Our Nation Must Use Our Surroundings

Priscilla Obilana examines Ireland’s prime natural resources as a source of energy.

The world is beginning to recognise and understand the magnitude of the threat posed by the overuse of carbon-based resources. Initiatives like the 2015 Paris Agreement demonstrate the commitment of the vast majority of the world to preventing global temperatures from rising and furthermore towards the betterment of the energy sources currently being utilised. A primary step being taken towards this goal is switching to renewable energy sources. Herein lies an opportunity for Ireland, surrounded by bodies of water, containing more than a hundred rivers, and over 12,000 lakes.

Ireland’s overflow of water allows it to tap into the outpour of resources submerging its surroundings and heavily invest in hydroelectricity. The shift towards safer, eco-friendly resources due to the Paris Agreement is inevitable in practically every country, meaning an investment into the industry is worth considering. In this new world it is a cause for concern to see Ireland with so much renewable potential to simply partake passively.

“The reliability of hydro power makes it more affordable as prices would not fluctuate like those of non-renewable resources.”

Developing this form of energy would be beneficial on many counts, the positive eco-related results hydroelectricity could provide as a clean fuel resource would result in reductions in the pollution of the atmosphere. It is renewable and reliable, unlike oil and gas which are finite and becoming more expensive commodities.

The reliability of hydro power makes it more affordable as prices would not fluctuate like those of non-renewable resources. Hydro-electric plants can also carry out other functions, like that of flood control or irrigation. In addition, there is also the benefit of leading the way in an eco-friendlier world. By being proactive and eager to make drastic changes quickly, taking far-reaching steps in the hydro industry would be beneficial for the Irish government. They have been heavily criticised for dragging their feet in regards to the Agreement, signing the much contested European proposed regulation, Effort Sharing Regulation (ESR), which experts have said is a way to reduce the agreement of reducing carbon emissions by 2030.

It would not be the first time Ireland took a risk and led the way with hydroelectricity. In 1929, the first hydro plant in Ireland was built on the River Shannon at Ardnacrusha and due to its supply of 85 megawatts, it was the biggest scheme of its kind for the time. It is still one of the biggest dammed power stations in Ireland, now joined by only two others.

“Hydro generators provided only 3% of Ireland’s electricity in 2016, while in the same year, it was reported that Ireland was dependent on 85% of energy in the form of imports which costs €5.7 billion annually.”

Hydro generators provided only 3% of Ireland’s electricity in 2016, while in the same year, it was reported that Ireland was dependent on 85% of energy in the form of imports which cost €5.7 billion annually.
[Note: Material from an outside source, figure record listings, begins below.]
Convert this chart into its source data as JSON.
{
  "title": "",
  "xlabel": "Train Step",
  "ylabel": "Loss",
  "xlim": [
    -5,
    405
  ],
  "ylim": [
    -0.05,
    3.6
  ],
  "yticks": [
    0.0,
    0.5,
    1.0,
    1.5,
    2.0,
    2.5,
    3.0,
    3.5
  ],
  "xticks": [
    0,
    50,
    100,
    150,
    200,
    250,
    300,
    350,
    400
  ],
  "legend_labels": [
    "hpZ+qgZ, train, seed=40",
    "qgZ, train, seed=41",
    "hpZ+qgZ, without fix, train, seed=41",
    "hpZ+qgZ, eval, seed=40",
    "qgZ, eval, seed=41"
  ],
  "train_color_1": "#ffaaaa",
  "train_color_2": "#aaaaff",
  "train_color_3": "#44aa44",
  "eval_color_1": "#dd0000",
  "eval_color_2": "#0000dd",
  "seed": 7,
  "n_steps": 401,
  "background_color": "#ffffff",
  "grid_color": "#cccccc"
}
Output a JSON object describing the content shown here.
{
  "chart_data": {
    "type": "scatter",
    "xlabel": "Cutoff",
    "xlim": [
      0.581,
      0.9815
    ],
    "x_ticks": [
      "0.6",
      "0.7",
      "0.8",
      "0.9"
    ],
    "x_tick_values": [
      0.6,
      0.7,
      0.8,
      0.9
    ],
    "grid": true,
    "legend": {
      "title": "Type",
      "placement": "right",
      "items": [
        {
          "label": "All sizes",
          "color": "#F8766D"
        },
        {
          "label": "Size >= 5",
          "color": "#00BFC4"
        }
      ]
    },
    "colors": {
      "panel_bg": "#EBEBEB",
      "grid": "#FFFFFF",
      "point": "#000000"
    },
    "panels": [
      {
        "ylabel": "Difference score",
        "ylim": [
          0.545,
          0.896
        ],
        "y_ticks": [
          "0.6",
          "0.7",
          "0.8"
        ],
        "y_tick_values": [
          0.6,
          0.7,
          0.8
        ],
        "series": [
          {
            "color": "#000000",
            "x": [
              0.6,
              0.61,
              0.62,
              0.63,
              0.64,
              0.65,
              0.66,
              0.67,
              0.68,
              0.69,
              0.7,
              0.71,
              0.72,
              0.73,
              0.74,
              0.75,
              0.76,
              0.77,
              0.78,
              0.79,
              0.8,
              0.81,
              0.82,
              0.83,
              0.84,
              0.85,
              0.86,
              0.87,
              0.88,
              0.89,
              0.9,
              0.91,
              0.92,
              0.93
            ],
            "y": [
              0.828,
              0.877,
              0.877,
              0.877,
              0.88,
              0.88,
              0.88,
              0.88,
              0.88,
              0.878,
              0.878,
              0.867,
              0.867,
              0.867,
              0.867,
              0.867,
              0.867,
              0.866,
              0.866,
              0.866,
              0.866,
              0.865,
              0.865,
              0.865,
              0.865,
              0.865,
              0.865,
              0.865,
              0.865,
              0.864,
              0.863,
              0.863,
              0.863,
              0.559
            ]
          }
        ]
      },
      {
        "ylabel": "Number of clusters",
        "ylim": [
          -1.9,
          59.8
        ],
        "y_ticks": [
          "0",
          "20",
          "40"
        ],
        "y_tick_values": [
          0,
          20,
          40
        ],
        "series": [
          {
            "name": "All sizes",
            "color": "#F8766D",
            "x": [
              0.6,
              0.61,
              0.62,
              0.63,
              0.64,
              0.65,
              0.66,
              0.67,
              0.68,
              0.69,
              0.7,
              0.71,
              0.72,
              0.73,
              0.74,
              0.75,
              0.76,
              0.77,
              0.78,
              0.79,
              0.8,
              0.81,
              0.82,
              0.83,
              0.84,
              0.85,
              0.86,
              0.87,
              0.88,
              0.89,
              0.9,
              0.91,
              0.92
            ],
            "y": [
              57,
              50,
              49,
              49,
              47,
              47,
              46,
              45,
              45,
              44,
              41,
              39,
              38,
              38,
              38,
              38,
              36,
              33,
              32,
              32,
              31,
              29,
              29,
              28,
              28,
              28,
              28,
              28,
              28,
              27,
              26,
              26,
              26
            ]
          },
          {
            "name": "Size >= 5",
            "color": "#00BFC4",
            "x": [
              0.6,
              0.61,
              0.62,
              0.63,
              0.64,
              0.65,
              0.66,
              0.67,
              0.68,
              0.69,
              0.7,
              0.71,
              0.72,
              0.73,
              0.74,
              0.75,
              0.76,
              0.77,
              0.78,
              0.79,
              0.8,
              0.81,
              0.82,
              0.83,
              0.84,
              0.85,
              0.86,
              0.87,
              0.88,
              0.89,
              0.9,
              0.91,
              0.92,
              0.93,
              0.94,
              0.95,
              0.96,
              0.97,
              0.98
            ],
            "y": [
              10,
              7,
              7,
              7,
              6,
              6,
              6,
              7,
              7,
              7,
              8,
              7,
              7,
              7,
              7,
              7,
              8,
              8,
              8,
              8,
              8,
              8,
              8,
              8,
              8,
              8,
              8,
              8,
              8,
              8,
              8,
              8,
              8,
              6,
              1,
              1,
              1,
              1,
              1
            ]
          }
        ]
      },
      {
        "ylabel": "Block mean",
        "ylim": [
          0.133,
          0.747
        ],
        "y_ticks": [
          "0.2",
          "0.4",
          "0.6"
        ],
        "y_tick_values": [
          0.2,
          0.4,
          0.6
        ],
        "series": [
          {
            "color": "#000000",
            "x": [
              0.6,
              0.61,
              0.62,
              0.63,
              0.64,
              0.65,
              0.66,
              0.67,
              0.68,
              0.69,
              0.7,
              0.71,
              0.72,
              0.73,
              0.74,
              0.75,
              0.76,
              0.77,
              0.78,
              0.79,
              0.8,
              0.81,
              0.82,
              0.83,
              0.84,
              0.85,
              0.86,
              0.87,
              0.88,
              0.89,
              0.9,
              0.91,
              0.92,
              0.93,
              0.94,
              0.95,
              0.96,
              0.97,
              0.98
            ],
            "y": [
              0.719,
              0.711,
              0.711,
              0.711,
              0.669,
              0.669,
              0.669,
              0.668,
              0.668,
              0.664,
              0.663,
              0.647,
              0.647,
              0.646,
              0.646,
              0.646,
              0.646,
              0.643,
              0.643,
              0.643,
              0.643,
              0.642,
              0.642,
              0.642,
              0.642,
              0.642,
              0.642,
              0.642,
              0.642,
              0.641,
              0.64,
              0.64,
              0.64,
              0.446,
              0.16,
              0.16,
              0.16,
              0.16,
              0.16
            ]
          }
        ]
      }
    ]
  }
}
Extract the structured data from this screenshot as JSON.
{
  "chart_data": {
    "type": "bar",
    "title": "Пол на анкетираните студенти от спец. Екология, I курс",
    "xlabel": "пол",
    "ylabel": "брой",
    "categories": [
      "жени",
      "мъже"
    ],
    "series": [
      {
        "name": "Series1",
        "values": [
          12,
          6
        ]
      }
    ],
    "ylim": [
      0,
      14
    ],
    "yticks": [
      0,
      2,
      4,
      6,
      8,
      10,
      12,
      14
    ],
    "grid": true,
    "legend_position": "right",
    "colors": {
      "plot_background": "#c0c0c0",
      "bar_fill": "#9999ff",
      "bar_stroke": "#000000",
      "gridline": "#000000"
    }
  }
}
Hydroelectricity would serve as a path for Ireland to gain energy independence. Furthermore, energy can be generated from hydropower through various means. As there are many forms of hydroelectricity such as micro-hydroelectric power, pumped storage plants, and wave generators Irish companies can begin to invest in and reap the benefits within a few years.

However, developments in hydro power are being made. The latest development in hydroelectricity is a deal which was signed in the summer of 2017 to build a zero emission, pumped storage power station in Tipperary. A project that was first started in January of 2016 by Minister for Environment, Community, and Local Government Alan Kelly, is due to start construction in two years. The project is backed by PowerChina, suggesting that maybe employing foreign direct investment is the way to go in building hydro plants. The plant will be the second of its kind following the station in Turlough Hill in Wicklow, which was commissioned in 1974. It took 42 years for another plant to be built, for the sake of our planet it cannot take another 42 years for another.

Due to the Paris Agreement, the change from carbon-based to renewable energy must be made anyway, Ireland should take steps towards not only reaching its agreement but also to surpass it and to be a significant actor in an emerging industry. While statistics show that Ireland is leaning towards wind power to reach its 2020 and 2030 goals, perhaps a better energy source to invest in is hydro power, a form of power which is significantly less publicly contested than wind.

A large criticism for hydro power however is that it is the world’s number one renewable energy source. This and global climate change cause professionals to say hydro power is not steady enough to invest in for the long term. Water will be greatly impacted by climate change and so if energy depends on water, then it too will be impacted. This hypothesis mainly concerns countries forecasted to be affected by droughts, which Ireland is thankfully not. All things considered, developing the industry now, utilising this clean fuel when it is so greatly needed would be in our country’s, and the world’s, best interest.